The Herring Remember

Each generation’s sense of normality is shaped by the world they inherit. The danger lies in not realizing what has already been lost.

Melanda Schmid-Ochieng, executive director of Conservancy Hornby Island, speaks of herring spawns the way long-time locals remember them: miles of turquoise water, beaches carpeted in eggs, the smell of rotting roe. People stood along the shore in tall gumboots, knee-deep in eggs. Returning decades later to live year-round on Hornby, Schmid-Ochieng was struck by how much had changed. Conversations with older locals and First Nations people show that what many call a “normal” herring season is a diminished version of what once existed.

Fisheries and Oceans Canada has also forgotten what normal is. Assessing herring using mid-20th-century data as a baseline, after decades of commercial fishing had already heavily impacted them, creates a false sense of sustainability. Like many working in the Salish Sea, Schmid-Ochieng believes baselines should go back at least 100 years to a time when herring were abundant, before commercial fishing and colonial interference.

Despite their small size, herring can live up to fifteen years, and unlike salmon, their survival depends both on learning and instinct.

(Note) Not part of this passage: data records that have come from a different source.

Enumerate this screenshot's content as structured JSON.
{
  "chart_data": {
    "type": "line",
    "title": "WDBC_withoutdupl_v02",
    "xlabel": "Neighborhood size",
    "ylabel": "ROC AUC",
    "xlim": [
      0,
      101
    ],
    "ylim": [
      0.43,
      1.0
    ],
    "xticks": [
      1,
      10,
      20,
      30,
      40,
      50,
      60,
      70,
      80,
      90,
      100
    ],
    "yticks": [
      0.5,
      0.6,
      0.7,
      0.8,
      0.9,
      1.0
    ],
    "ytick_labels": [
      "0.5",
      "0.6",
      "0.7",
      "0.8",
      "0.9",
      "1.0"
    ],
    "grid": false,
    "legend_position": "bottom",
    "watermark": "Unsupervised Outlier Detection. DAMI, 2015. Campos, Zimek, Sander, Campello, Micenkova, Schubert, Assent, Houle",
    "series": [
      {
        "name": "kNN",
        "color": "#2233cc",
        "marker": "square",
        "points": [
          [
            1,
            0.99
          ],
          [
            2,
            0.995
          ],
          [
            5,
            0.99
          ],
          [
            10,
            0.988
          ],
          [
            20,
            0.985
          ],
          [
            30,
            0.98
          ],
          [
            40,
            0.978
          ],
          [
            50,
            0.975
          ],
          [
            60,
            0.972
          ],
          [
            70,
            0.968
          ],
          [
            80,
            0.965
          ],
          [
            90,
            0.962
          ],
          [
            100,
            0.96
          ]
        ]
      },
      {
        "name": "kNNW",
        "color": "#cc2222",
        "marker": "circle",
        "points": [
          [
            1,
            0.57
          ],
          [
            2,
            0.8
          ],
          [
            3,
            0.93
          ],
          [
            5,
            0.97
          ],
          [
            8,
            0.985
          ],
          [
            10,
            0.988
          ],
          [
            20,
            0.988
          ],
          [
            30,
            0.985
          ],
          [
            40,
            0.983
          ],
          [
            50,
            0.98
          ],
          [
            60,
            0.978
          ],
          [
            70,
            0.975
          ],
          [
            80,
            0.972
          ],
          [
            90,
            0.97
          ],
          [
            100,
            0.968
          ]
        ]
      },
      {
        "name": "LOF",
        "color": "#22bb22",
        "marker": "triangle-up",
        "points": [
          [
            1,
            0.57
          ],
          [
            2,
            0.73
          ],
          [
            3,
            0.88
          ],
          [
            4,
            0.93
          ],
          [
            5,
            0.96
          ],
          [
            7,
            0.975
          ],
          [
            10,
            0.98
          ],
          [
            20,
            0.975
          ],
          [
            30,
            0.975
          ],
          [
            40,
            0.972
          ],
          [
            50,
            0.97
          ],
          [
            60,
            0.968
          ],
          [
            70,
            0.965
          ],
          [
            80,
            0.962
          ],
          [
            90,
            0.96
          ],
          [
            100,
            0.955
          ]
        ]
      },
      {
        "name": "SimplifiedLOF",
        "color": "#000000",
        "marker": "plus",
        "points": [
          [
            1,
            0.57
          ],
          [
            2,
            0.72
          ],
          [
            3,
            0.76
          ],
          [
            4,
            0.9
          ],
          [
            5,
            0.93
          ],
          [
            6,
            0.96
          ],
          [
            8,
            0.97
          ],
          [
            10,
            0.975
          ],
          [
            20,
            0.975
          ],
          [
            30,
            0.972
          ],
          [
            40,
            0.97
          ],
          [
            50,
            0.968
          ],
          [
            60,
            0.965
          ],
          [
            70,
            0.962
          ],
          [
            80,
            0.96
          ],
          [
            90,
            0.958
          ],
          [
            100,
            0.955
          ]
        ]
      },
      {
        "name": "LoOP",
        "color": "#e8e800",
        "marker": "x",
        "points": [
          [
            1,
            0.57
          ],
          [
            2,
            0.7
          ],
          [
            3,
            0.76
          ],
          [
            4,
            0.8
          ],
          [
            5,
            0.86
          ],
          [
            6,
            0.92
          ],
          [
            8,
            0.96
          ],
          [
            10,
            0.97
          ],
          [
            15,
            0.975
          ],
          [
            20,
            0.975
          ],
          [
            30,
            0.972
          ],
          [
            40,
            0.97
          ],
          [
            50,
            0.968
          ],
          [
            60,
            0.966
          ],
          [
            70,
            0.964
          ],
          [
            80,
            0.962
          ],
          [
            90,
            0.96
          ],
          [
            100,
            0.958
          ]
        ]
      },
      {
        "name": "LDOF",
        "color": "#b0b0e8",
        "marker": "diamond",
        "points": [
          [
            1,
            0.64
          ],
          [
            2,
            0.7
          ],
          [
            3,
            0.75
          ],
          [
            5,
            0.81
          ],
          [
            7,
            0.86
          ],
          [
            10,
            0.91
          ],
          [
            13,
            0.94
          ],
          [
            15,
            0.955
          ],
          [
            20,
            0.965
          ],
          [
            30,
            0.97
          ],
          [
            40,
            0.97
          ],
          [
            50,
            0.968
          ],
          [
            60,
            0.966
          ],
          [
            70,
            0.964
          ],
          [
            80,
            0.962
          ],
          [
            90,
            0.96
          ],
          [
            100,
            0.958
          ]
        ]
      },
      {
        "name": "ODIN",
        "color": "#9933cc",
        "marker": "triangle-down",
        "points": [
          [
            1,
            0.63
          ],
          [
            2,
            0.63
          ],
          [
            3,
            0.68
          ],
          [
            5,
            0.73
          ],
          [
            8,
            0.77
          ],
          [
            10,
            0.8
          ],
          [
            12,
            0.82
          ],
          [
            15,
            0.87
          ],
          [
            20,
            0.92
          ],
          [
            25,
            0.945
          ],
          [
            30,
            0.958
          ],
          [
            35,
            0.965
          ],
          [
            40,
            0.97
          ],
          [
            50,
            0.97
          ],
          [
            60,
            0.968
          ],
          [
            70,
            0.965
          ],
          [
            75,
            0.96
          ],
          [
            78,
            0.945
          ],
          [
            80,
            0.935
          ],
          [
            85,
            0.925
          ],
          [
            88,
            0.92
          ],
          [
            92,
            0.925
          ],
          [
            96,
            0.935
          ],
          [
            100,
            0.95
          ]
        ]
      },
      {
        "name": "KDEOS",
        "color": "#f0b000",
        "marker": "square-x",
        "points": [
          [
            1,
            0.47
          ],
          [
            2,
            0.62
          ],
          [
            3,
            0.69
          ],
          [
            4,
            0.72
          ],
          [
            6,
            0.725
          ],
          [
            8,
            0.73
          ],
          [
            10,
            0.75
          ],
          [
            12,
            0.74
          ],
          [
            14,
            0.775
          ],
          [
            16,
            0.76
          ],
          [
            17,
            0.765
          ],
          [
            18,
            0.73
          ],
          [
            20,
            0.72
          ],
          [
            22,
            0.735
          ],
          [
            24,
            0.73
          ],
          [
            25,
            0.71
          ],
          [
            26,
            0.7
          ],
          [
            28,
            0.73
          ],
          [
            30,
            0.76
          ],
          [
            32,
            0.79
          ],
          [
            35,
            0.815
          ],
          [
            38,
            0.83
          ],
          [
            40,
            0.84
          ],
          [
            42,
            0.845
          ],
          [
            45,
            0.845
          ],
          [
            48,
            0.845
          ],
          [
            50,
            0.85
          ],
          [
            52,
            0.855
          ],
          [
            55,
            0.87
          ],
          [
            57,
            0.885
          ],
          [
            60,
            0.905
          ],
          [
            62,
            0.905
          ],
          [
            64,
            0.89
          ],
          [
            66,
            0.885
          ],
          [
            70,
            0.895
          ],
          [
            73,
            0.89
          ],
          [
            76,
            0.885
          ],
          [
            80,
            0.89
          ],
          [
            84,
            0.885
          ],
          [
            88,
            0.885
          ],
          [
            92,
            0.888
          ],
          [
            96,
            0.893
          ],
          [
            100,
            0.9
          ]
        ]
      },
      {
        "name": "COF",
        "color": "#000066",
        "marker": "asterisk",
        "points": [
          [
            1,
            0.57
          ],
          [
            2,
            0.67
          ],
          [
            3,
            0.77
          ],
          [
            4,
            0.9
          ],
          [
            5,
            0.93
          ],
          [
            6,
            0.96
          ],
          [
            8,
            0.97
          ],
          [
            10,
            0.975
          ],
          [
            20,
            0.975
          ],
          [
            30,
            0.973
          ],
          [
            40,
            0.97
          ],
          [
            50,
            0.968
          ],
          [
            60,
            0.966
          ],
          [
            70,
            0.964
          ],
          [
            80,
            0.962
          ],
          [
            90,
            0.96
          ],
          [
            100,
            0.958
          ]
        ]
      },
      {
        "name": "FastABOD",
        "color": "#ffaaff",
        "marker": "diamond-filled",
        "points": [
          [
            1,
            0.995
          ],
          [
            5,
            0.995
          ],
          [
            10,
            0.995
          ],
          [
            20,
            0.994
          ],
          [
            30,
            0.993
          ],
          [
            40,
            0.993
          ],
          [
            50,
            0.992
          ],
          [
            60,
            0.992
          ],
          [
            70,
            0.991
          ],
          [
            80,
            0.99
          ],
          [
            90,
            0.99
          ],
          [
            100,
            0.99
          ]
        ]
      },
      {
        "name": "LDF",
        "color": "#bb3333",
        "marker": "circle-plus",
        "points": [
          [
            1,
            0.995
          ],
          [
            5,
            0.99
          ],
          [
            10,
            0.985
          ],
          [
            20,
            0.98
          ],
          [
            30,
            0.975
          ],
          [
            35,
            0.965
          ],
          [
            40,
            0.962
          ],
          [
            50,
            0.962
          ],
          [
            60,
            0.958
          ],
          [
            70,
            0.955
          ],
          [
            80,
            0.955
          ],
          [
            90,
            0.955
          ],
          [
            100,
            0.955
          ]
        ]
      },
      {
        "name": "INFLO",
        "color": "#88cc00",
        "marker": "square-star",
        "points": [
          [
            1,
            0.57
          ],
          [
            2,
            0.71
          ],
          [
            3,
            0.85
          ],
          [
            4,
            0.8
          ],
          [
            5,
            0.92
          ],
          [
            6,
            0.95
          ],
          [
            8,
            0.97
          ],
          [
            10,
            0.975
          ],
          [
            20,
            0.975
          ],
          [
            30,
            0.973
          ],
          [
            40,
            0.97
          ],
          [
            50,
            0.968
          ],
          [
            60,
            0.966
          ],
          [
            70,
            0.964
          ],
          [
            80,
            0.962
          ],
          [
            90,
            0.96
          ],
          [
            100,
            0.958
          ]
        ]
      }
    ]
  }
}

While salmon rely on innate environmental cues and smell to navigate migrations, young herring follow older fish, learning routes and behaviours needed to keep their population alive. Much like humans forgetting what a healthy balanced ecosystem is, herring can lose the “memory” of ancestral spawning grounds when older fish disappear, even if habitats stay healthy. Their decline affects shorebirds, migratory birds, salmon, seals, sea lions, whales, and other species that rely on herring to sustain their own breeding and life cycles.

Indigenous people in the area knew the role of herring in the food chain long before Western science recognized it. They used herring for food and medicine in ways that maintained local ecosystems in balance for millennia. The Douglas Treaty guarantees their rights to continue fishing and hunting as they always have.